I am not aware of Shiller ever having put forward the words “The safe withdrawal rate is not the same number at all times.” So he doesn’t say precisely what I say.
That’s true of anyone who has ever said anything. The standard Buy-and-Hold allocation is 60 percent stocks 30 percent bonds, 10 percent Treasuries. I have heard many Buy-and-Holders say that they go with different allocations. Some go with 70 percent stocks. With some it is 80 percent. Greaney said that he considers 89 percent stocks to be “optimal.” I have never heard anyone say that someone who does not use the standard allocation of 60 percent stocks is not a Buy-and-Holder.
There’s room for individual interpretation in all these matters. It’s through people expressing their individual interpretations that as a community of people we learn together over time. I would like to hear whether Shiller believes that the safe withdrawal rate is a number that changes with changes in valuations. I am confident that he would agree with me on that one. But I would like to hear him say that. I think that we should invite him to the Bogleheads Forum and have people from both sides of the table ask him questions and find out precisely what he thinks on all sorts of questions. I think that would benefit every last one of us. It pains me to think that 21 years have passed and we have not done that yet.
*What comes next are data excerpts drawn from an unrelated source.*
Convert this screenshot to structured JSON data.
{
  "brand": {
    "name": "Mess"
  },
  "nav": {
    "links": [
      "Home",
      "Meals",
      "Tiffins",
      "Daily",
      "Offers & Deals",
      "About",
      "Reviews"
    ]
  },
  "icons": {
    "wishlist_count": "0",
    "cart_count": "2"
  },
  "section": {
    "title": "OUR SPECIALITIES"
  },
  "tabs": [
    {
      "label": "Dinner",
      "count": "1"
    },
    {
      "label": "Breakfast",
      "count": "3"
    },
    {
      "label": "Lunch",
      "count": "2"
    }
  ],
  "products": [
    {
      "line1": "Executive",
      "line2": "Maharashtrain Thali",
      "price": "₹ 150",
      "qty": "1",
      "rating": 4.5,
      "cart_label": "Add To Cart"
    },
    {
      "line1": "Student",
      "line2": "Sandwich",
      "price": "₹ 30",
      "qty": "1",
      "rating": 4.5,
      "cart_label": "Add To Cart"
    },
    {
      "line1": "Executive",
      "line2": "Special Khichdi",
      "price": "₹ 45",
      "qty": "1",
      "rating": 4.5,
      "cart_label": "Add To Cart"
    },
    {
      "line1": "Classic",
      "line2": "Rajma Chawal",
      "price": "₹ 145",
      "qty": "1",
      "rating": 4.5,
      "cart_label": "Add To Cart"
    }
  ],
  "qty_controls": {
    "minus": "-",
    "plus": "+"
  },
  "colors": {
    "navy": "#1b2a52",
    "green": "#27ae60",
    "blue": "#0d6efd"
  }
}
I see the publication of Shiller’s Nobel-prize-winning research as the biggest advance in the history of personal finance. But the publication of it by itself does absolutely nothing. We are today at a CAPE value close to the one that caused the Great Depression. So what good has Shiller’s research really done? If the purpose was to reduce irrational exuberance (I believe that was indeed the purpose), Shiller’s research has failed to achieve its purpose. But I believe that, if we discussed Shiller’s research at every site, that would definitely help us to rein in irrational exuberance. People would engage in market timing when prices got too high and the diminished demand for stocks would bring prices down.
There’s not one of us who knows everything there is to know about stock investing works. Not me, not Shiller, not you, not anyone. We all should be sharing our thoughts. There never should be any intimidation tactics employed to suppress people from sharing their sincere thoughts. That sort of thing holds back the learning process and hurts us all. So I oppose that sort of thing.
That’s where I’m coming from re this matter. I want to feel free to state my honest views when I appear at a discussion board and I want everyone else to feel free to do that as well. I believe that any board that permits intimidation tactics to be employed to suppress people from stating their honest views is a fraudulent enterprise. When people do not feel free to say what they believe, you cannot trust discussions that are held to lead to a good place.
Bogle was widely criticized at one time for advocating indexing (there was a full-page ad in the Wall Street Journal saying that indexing is “unAmerican”). I am glad that he stuck to his guns and said what he believed. I learned from that. I believe that lots of others did too. That’s how advances in societies of people are achieved.
I believe that the safe withdrawal rate CHANGES with changes in valuations. I believe that I should be permitted to say that at every site on the internet, without a single exception. And I believe that, if we were all thinking clearly, there would be a universal consensus that it would be a good idea to put that question to Shiller (and lots and lots of others) and see what he thinks about it. There’s a lot of learning to be had by talking about these matters openly and honestly and widely and in detail.